Окно в комнате было закрыто, и Мегрэ стало душно. Он спрашивал себя: уж не превратился ли он в какую-нибудь старую фотографию, засунутую в толстый пыльный альбом?
— Ваш муж вернулся домой во вторник вскоре после десяти часов?
— Да… кажется, да… Меня столько раз допрашивали на разные манеры, так хотели добиться от меня противоречивых показаний, что теперь я уже ни в чем не уверена. Как правило, во время перемены он забегает на минутку на кухню и выпивает чашку кофе. В это время я бываю обычно наверху.
— Он не пьет вина?
— Никогда. И не курит.
— Во вторник он не приходил домой во время перемены?
— Он сказал, что не приходил. Я подтвердила его слова, так как он никогда не лжет. А потом выяснилось, что он заходил позже…
— И вы это отрицали?
— Я была уверена, что это так, господин Мегрэ. Позже я вспомнила, что видела на столе в кухне его грязную чашку. Я не знаю, приходил ли он во время перемены или позже.
— Мог он пройти в сарай для садовых инструментов так, чтобы вы его не видели?
— Наверху, в той комнате, где я была, окно не выходит на огород.
— Вы могли видеть дом Леони Бирар?
— При желании могла…
— Вы слышали выстрел?
— Я ничего не слышала. Окно было закрыто. Я стала страшно зябкой… Впрочем, я всегда была такой. И во время перемен, даже летом, я закрываю окна, чтобы не слышать шума.
— Вы мне сказали, что здешние люди не любят вашего мужа. Я хочу уточнить, есть ли в деревне люди, которые особенно рьяно настроены против вашего мужа?
— Конечно. Помощник полицейского.
— Тео?
— Да, Тео Кумар. Он живет сразу за нами. Наши сады соприкасаются. С утра он пьет белое вино у себя в погребе, а с десяти или одиннадцати часов идет к Луи и там пьет до вечера.
— Он ничем не занимается?
— У его родителей большая ферма. Он никогда в жизни не работал. Однажды в полдень, когда Жозеф и Жан-Поль были в Ла-Рошели, он пришел к нам в дом, часа в четыре. Я была наверху, переодевалась. Я услышала тяжелые шаги на лестнице. Это был Тео… пьяный. Он открыл дверь и начал смеяться. Потом стал приставать ко мне. Я стала отбиваться, расцарапала ему в кровь лицо. Он принялся ругаться, говоря, что такая женщина, как я, не должна важничать. Я открыла окно и пригрозила, что позову на помощь. Наконец он ушел. С тех пор он ни разу не сказал мне ни слова… Это он наблюдает за порядком в деревне. Наш мэр, господин Рато, все время занят своими делами и в мэрии бывает только в дни совещаний. Тео по своему усмотрению вершит все дела, оказывает всяческие услуги и всегда готов подписать любую бумажку…

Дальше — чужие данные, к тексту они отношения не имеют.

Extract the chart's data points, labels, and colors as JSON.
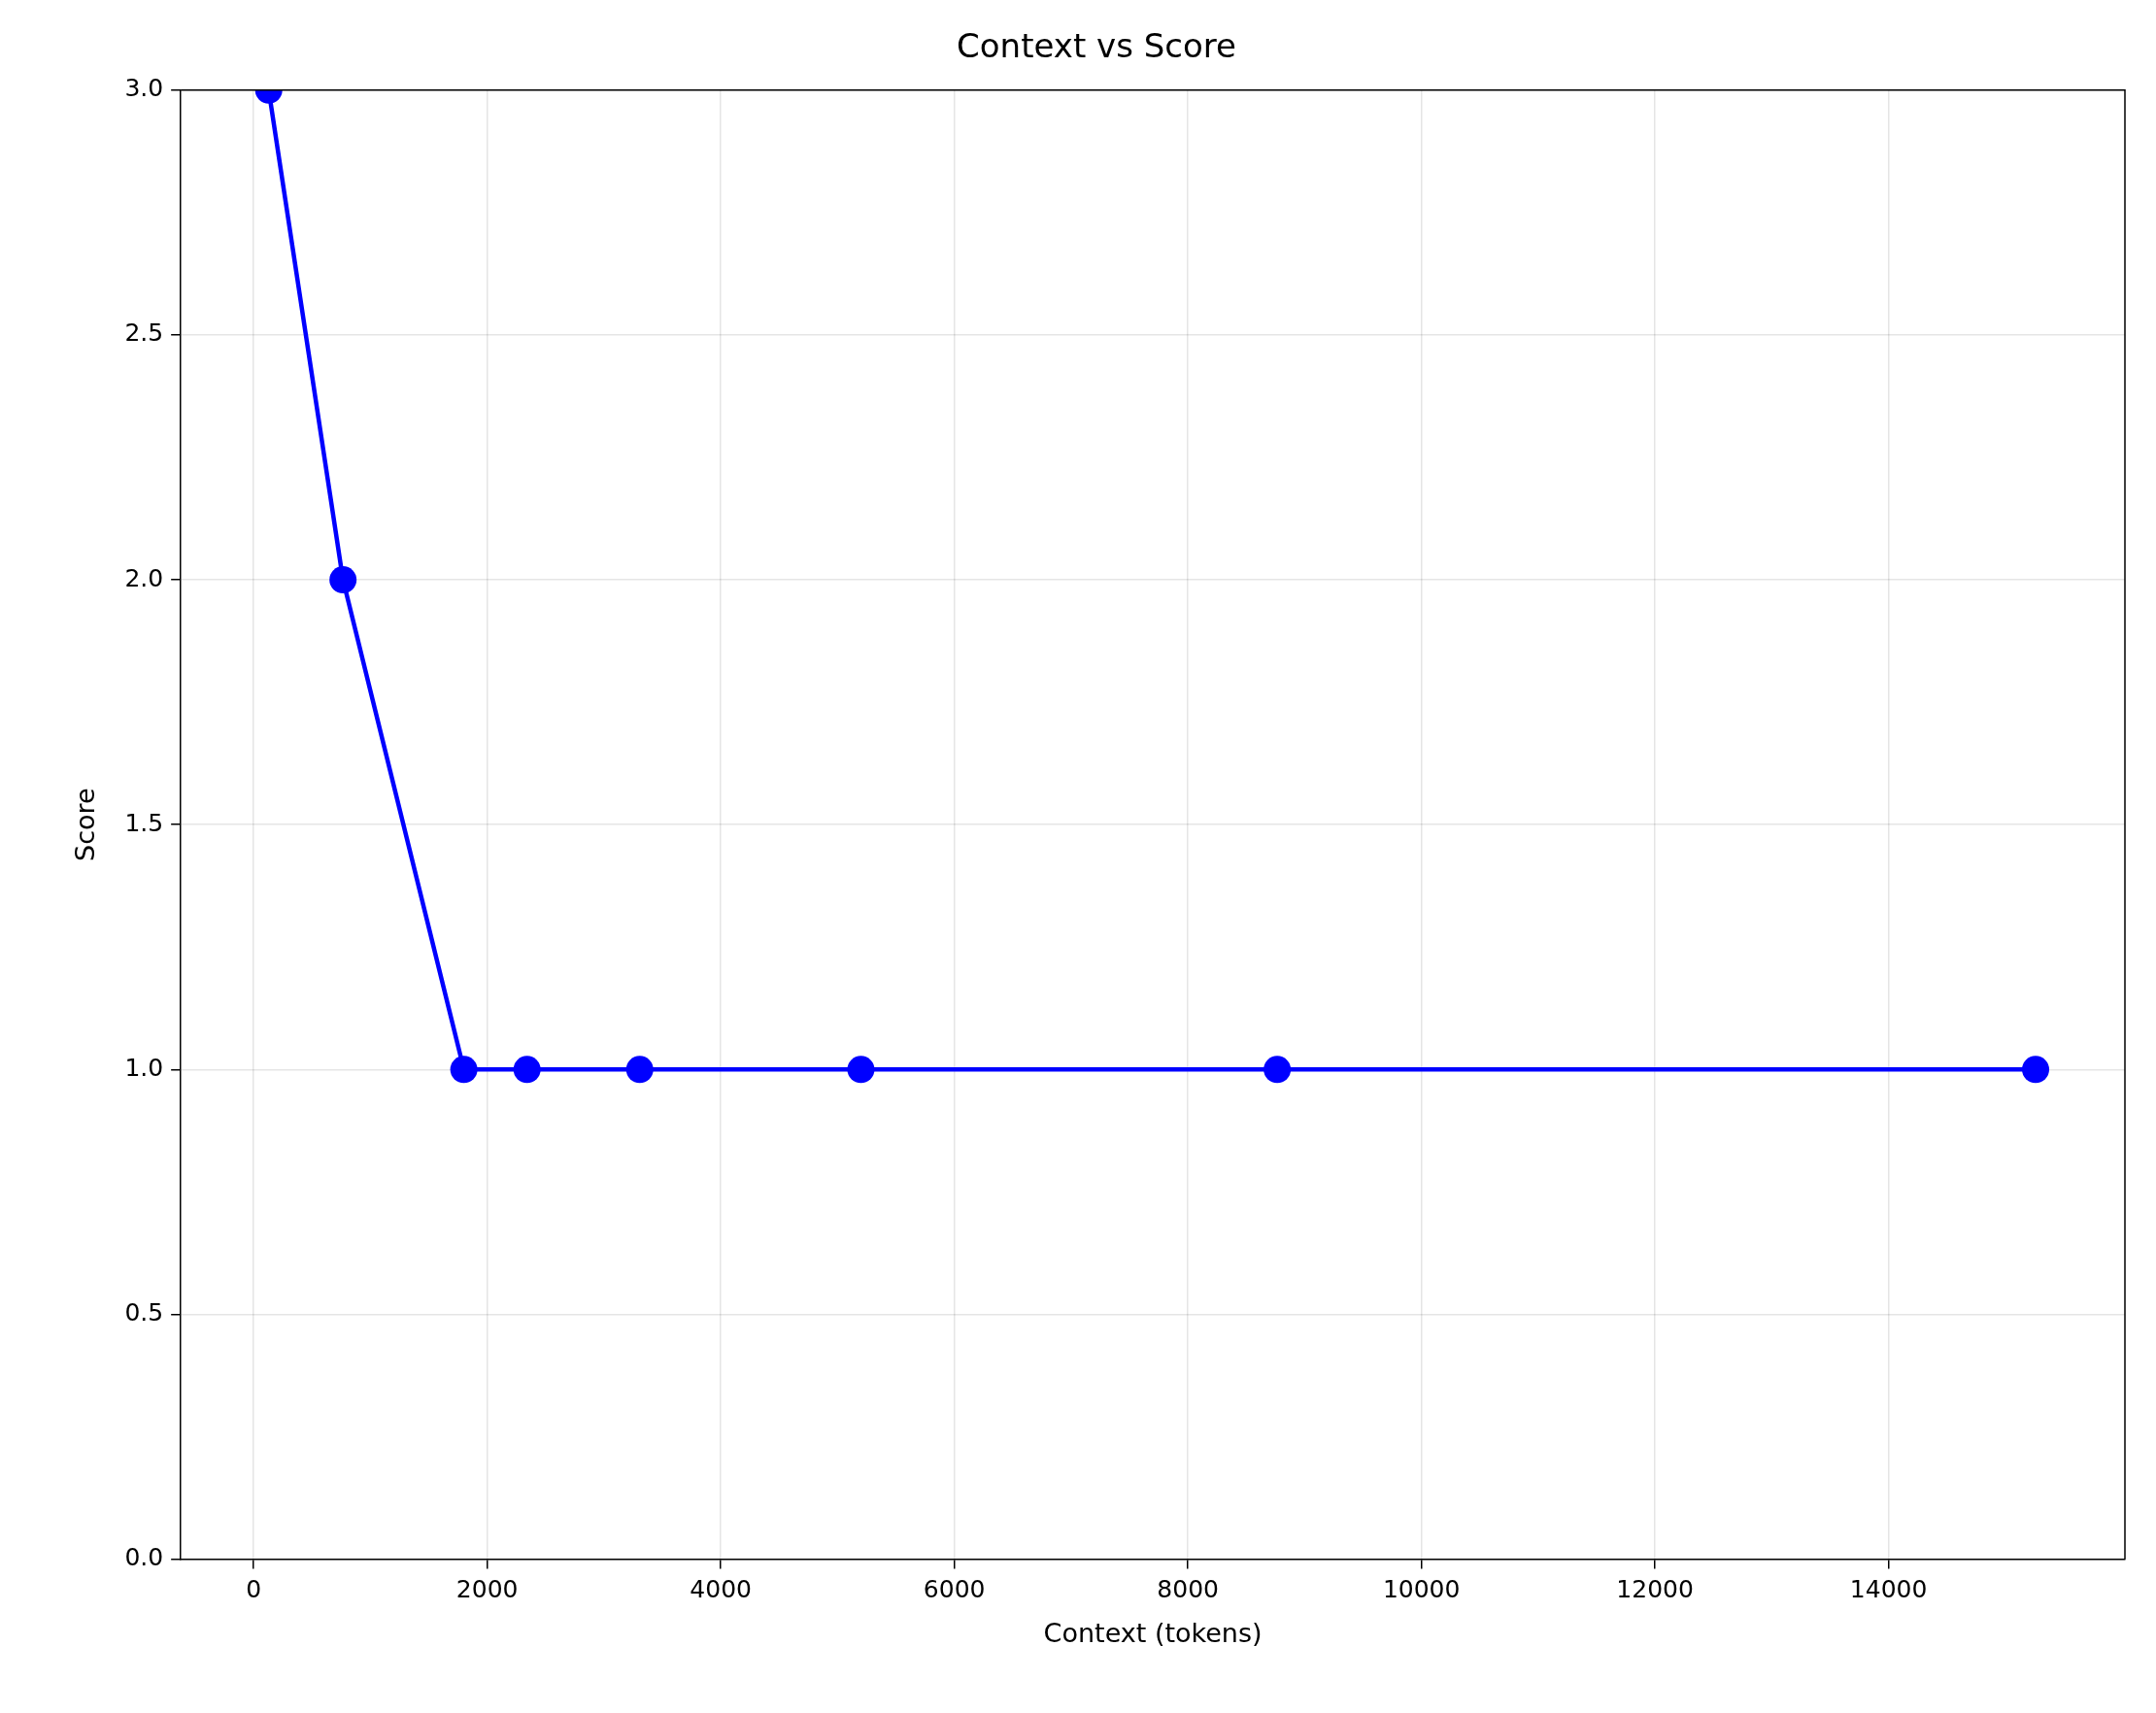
{
  "chart_data": {
    "type": "line",
    "title": "Context vs Score",
    "xlabel": "Context (tokens)",
    "ylabel": "Score",
    "x": [
      129,
      765,
      1800,
      2341,
      3306,
      5200,
      8765,
      15259
    ],
    "series": [
      {
        "color": "#0000ff",
        "values": [
          3,
          2,
          1,
          1,
          1,
          1,
          1,
          1
        ]
      }
    ],
    "xlim": [
      -624,
      16024
    ],
    "xticks": [
      0,
      2000,
      4000,
      6000,
      8000,
      10000,
      12000,
      14000
    ],
    "ylim": [
      0,
      3
    ],
    "yticks": [
      {
        "value": 0,
        "label": "0.0"
      },
      0.5,
      {
        "value": 1,
        "label": "1.0"
      },
      1.5,
      {
        "value": 2,
        "label": "2.0"
      },
      2.5,
      {
        "value": 3,
        "label": "3.0"
      }
    ],
    "grid": true,
    "marker": "circle",
    "line_style": "solid",
    "legend": false
  }
}
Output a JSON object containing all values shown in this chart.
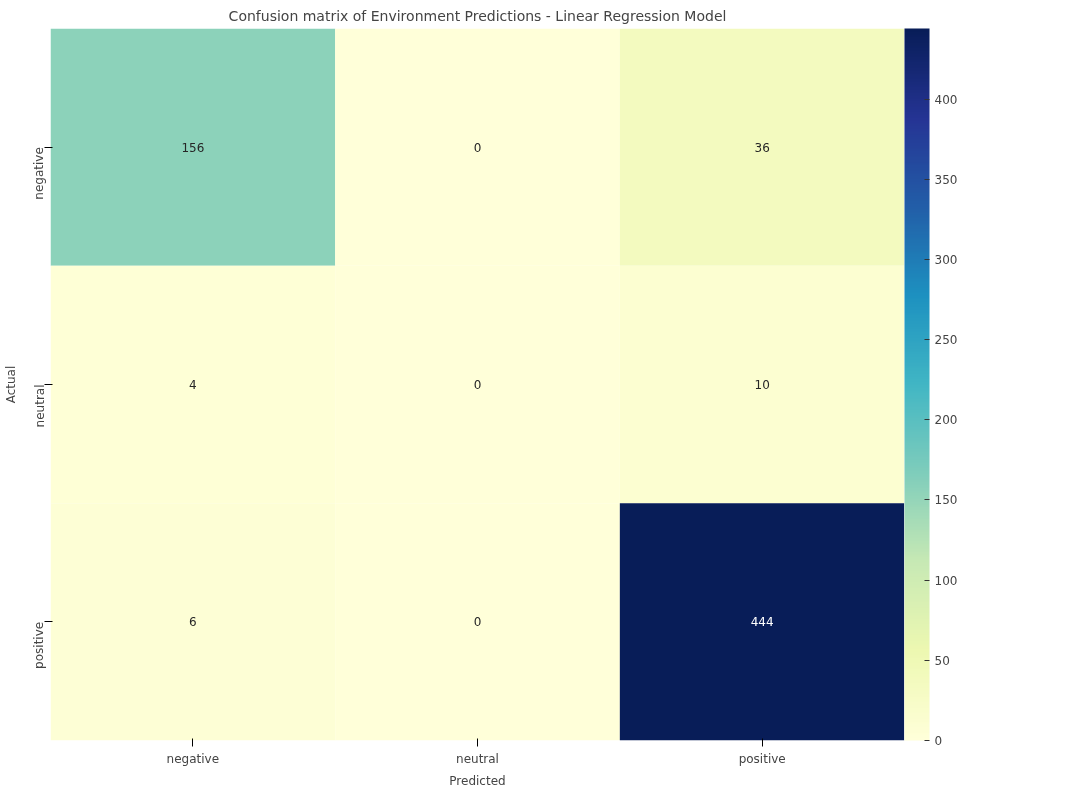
{
  "chart_data": {
    "type": "heatmap",
    "title": "Confusion matrix of Environment Predictions - Linear Regression Model",
    "xlabel": "Predicted",
    "ylabel": "Actual",
    "categories": [
      "negative",
      "neutral",
      "positive"
    ],
    "y_categories": [
      "negative",
      "neutral",
      "positive"
    ],
    "cells": [
      [
        156,
        0,
        36
      ],
      [
        4,
        0,
        10
      ],
      [
        6,
        0,
        444
      ]
    ],
    "data_labels": true,
    "clim": [
      0,
      444
    ],
    "cticks": [
      0,
      50,
      100,
      150,
      200,
      250,
      300,
      350,
      400
    ]
  }
}
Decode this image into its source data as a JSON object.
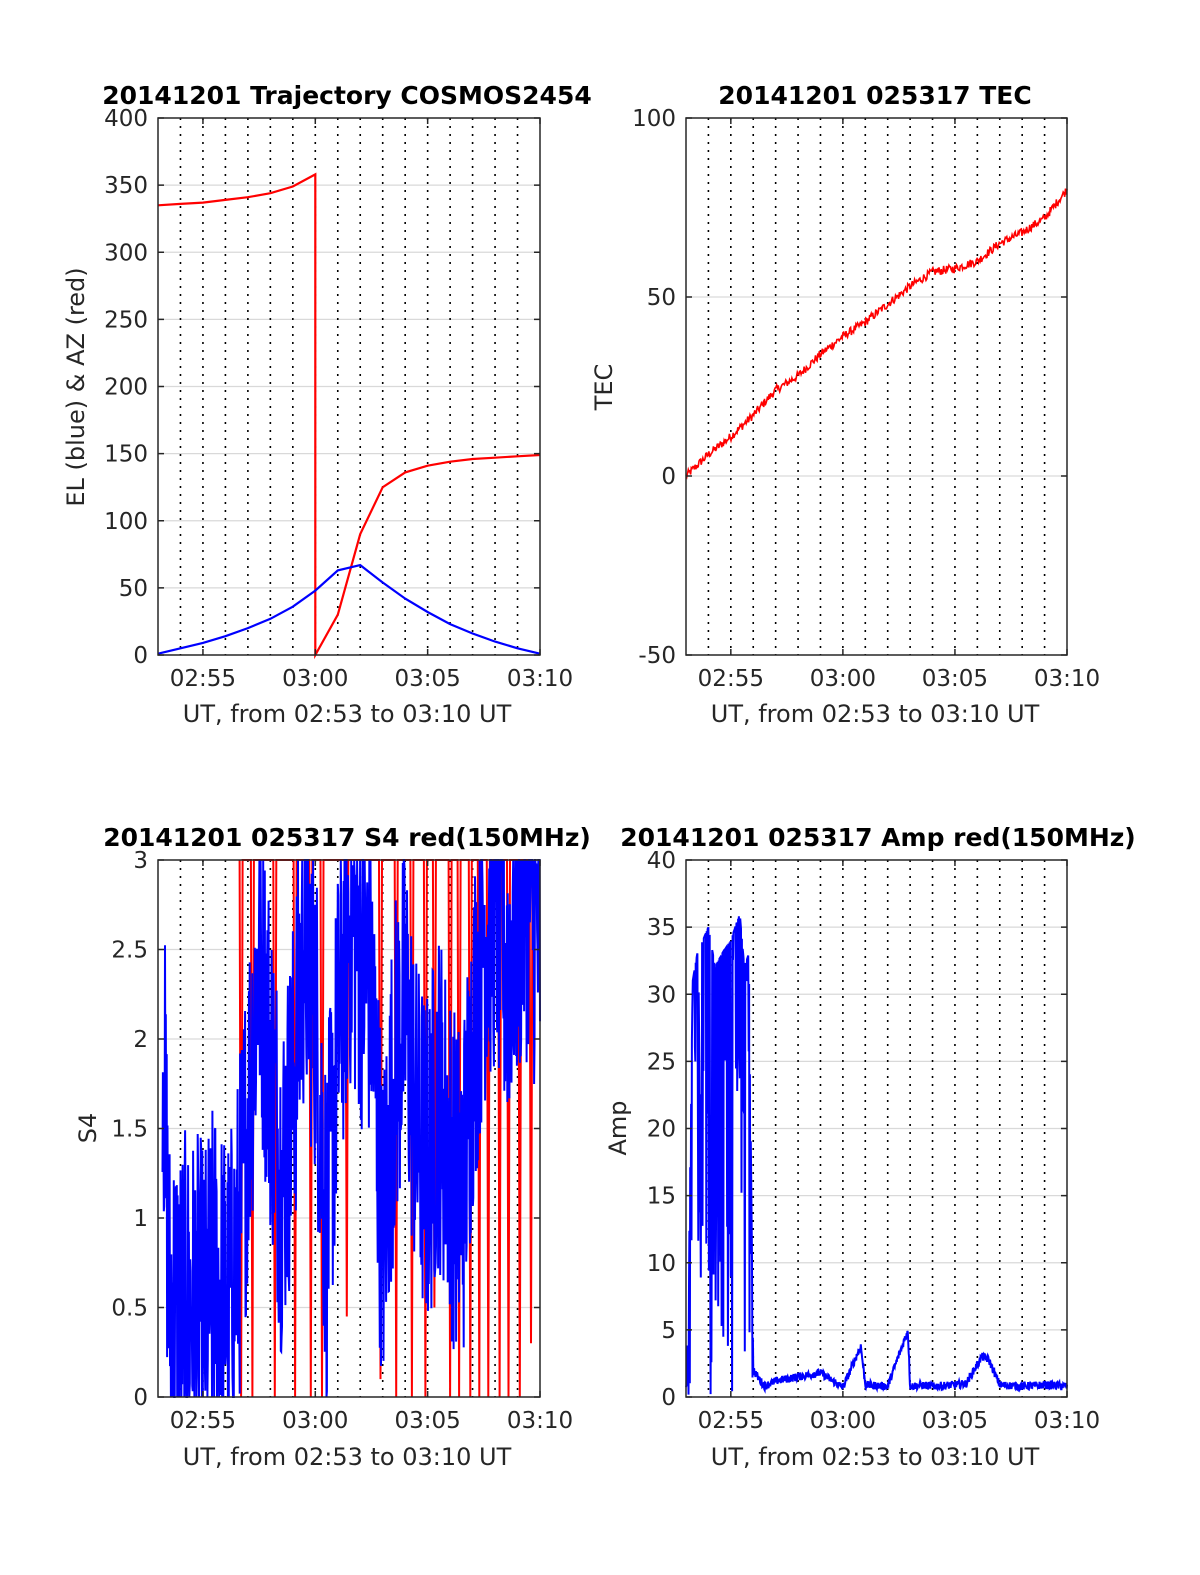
{
  "figure": {
    "colors": {
      "blue": "#0000ff",
      "red": "#ff0000",
      "grid": "#d9d9d9",
      "vline": "#000000",
      "axis": "#262626"
    }
  },
  "chart_data": [
    {
      "type": "line",
      "title": "20141201 Trajectory COSMOS2454",
      "xlabel": "UT, from 02:53 to 03:10 UT",
      "ylabel": "EL (blue) & AZ (red)",
      "xlim": [
        "02:53",
        "03:10"
      ],
      "ylim": [
        0,
        400
      ],
      "x_ticks": [
        "02:55",
        "03:00",
        "03:05",
        "03:10"
      ],
      "y_ticks": [
        "0",
        "50",
        "100",
        "150",
        "200",
        "250",
        "300",
        "350",
        "400"
      ],
      "grid": true,
      "series": [
        {
          "color": "red",
          "x": [
            "02:53",
            "02:54",
            "02:55",
            "02:56",
            "02:57",
            "02:58",
            "02:59",
            "03:00",
            "03:00",
            "03:01",
            "03:02",
            "03:03",
            "03:04",
            "03:05",
            "03:06",
            "03:07",
            "03:08",
            "03:09",
            "03:10"
          ],
          "values": [
            335,
            336,
            337,
            339,
            341,
            344,
            349,
            358,
            0,
            30,
            90,
            125,
            136,
            141,
            144,
            146,
            147,
            148,
            149
          ]
        },
        {
          "color": "blue",
          "x": [
            "02:53",
            "02:54",
            "02:55",
            "02:56",
            "02:57",
            "02:58",
            "02:59",
            "03:00",
            "03:01",
            "03:02",
            "03:03",
            "03:04",
            "03:05",
            "03:06",
            "03:07",
            "03:08",
            "03:09",
            "03:10"
          ],
          "values": [
            1,
            5,
            9,
            14,
            20,
            27,
            36,
            48,
            63,
            67,
            54,
            42,
            32,
            23,
            16,
            10,
            5,
            1
          ]
        }
      ]
    },
    {
      "type": "line",
      "title": "20141201 025317 TEC",
      "xlabel": "UT, from 02:53 to 03:10 UT",
      "ylabel": "TEC",
      "xlim": [
        "02:53",
        "03:10"
      ],
      "ylim": [
        -50,
        100
      ],
      "x_ticks": [
        "02:55",
        "03:00",
        "03:05",
        "03:10"
      ],
      "y_ticks": [
        "-50",
        "0",
        "50",
        "100"
      ],
      "grid": true,
      "series": [
        {
          "color": "red",
          "x": [
            "02:53",
            "02:54",
            "02:55",
            "02:56",
            "02:57",
            "02:58",
            "02:59",
            "03:00",
            "03:01",
            "03:02",
            "03:03",
            "03:04",
            "03:05",
            "03:06",
            "03:07",
            "03:08",
            "03:09",
            "03:10"
          ],
          "values": [
            0,
            6,
            11,
            17,
            24,
            28,
            34,
            39,
            43,
            48,
            53,
            57,
            58,
            60,
            65,
            68,
            72,
            80
          ]
        }
      ]
    },
    {
      "type": "line",
      "title": "20141201 025317 S4 red(150MHz)",
      "xlabel": "UT, from 02:53 to 03:10 UT",
      "ylabel": "S4",
      "xlim": [
        "02:53",
        "03:10"
      ],
      "ylim": [
        0,
        3
      ],
      "x_ticks": [
        "02:55",
        "03:00",
        "03:05",
        "03:10"
      ],
      "y_ticks": [
        "0",
        "0.5",
        "1",
        "1.5",
        "2",
        "2.5",
        "3"
      ],
      "grid": true,
      "series": [
        {
          "color": "red",
          "x": [
            "02:56.7",
            "02:57.2",
            "02:58.2",
            "02:59.1",
            "02:59.8",
            "03:00.3",
            "03:01.4",
            "03:02.9",
            "03:03.6",
            "03:04.3",
            "03:04.9",
            "03:05.3",
            "03:06.0",
            "03:06.4",
            "03:06.9",
            "03:07.3",
            "03:07.7",
            "03:08.2",
            "03:08.6",
            "03:09.1",
            "03:09.6"
          ],
          "values": [
            0,
            0,
            0,
            0,
            0,
            0,
            0.45,
            0.1,
            0,
            0,
            0,
            0.5,
            0,
            0,
            0,
            0,
            0,
            0,
            0,
            0,
            0.3
          ]
        },
        {
          "color": "blue",
          "x": [
            "02:53.2",
            "02:53.5",
            "02:54.0",
            "02:54.5",
            "02:54.8",
            "02:55.1",
            "02:55.5",
            "02:55.9",
            "02:56.2",
            "02:56.6",
            "02:57.0",
            "02:57.5",
            "02:58.0",
            "02:58.5",
            "02:59.0",
            "02:59.5",
            "03:00.0",
            "03:00.5",
            "03:01.0",
            "03:01.5",
            "03:02.0",
            "03:02.5",
            "03:03.0",
            "03:03.5",
            "03:04.0",
            "03:04.5",
            "03:05.0",
            "03:05.5",
            "03:06.0",
            "03:06.3",
            "03:06.6",
            "03:07.0",
            "03:07.5",
            "03:08.0",
            "03:08.5",
            "03:09.0",
            "03:09.5",
            "03:10.0"
          ],
          "values": [
            1.8,
            0.15,
            0.1,
            0.12,
            0.1,
            0.05,
            0.3,
            0.15,
            0.12,
            0.5,
            1.2,
            2.1,
            1.5,
            0.8,
            1.3,
            2.2,
            1.8,
            0.5,
            1.6,
            2.3,
            2.1,
            1.9,
            0.5,
            1.4,
            1.8,
            1.1,
            0.9,
            1.3,
            0.95,
            0.75,
            0.8,
            1.6,
            2.2,
            2.4,
            2.0,
            2.3,
            2.5,
            2.1
          ]
        }
      ]
    },
    {
      "type": "line",
      "title": "20141201 025317 Amp red(150MHz)",
      "xlabel": "UT, from 02:53 to 03:10 UT",
      "ylabel": "Amp",
      "xlim": [
        "02:53",
        "03:10"
      ],
      "ylim": [
        0,
        40
      ],
      "x_ticks": [
        "02:55",
        "03:00",
        "03:05",
        "03:10"
      ],
      "y_ticks": [
        "0",
        "5",
        "10",
        "15",
        "20",
        "25",
        "30",
        "35",
        "40"
      ],
      "grid": true,
      "series": [
        {
          "color": "blue",
          "x": [
            "02:53.0",
            "02:53.1",
            "02:53.3",
            "02:53.5",
            "02:54.0",
            "02:54.3",
            "02:54.6",
            "02:55.0",
            "02:55.4",
            "02:55.6",
            "02:55.8",
            "02:56.0",
            "02:56.2",
            "02:56.5",
            "02:57.0",
            "02:58.0",
            "02:59.0",
            "03:00.0",
            "03:00.8",
            "03:01.0",
            "03:02.0",
            "03:02.9",
            "03:03.0",
            "03:03.5",
            "03:04.0",
            "03:05.0",
            "03:05.5",
            "03:06.2",
            "03:06.5",
            "03:07.0",
            "03:08.0",
            "03:09.0",
            "03:10.0"
          ],
          "values": [
            1,
            6,
            31,
            33,
            35,
            32,
            33,
            34,
            36,
            32,
            33,
            2,
            1.5,
            0.8,
            1.2,
            1.5,
            1.8,
            0.7,
            3.8,
            0.9,
            0.8,
            5.0,
            0.8,
            0.9,
            0.8,
            0.9,
            1.0,
            3.0,
            2.8,
            0.9,
            0.8,
            0.9,
            0.8
          ]
        }
      ]
    }
  ]
}
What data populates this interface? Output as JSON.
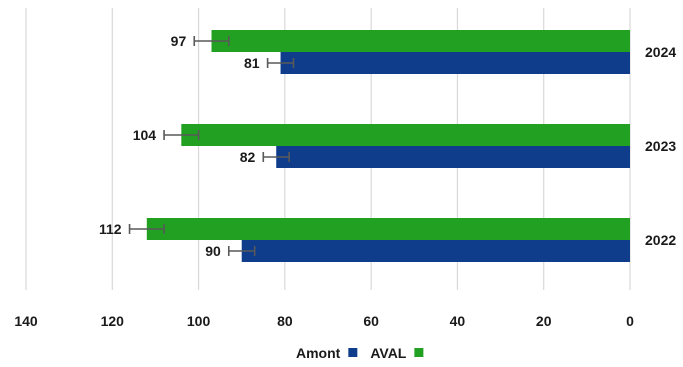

— Вы не знаете, был ли он во вторник утром у себя в саду, как он говорит?
— Если он это говорит, то так и есть. Другие должны были его видеть. Правда, если он попросит их соврать в свою пользу, они не задумываясь сделают это.
— Вас не огорчит, если я поболтаю немного с вашим сыном?
Она покорно встала, открыла дверь:
— Жан-Поль! Иди сюда.
— Зачем? — раздался голос наверху.
— Комиссар Мегрэ хочет поговорить с тобой.
Послышались нерешительные шаги. В проеме двери появился мальчик с книгой в руке и, остановившись, исподлобья поглядел на Мегрэ.
— Подойди поближе. Ты же не боишься меня?
— Я никого не боюсь.
У него был почти такой же глуховатый голос, что и у матери.
— Ты был в классе во вторник утром?
Он сначала посмотрел на комиссара, потом на мать, как бы спрашивая себя, должен ли он отвечать даже на такой невинный вопрос.
— Можешь отвечать, Жан-Поль. Комиссар Мегрэ на нашей стороне.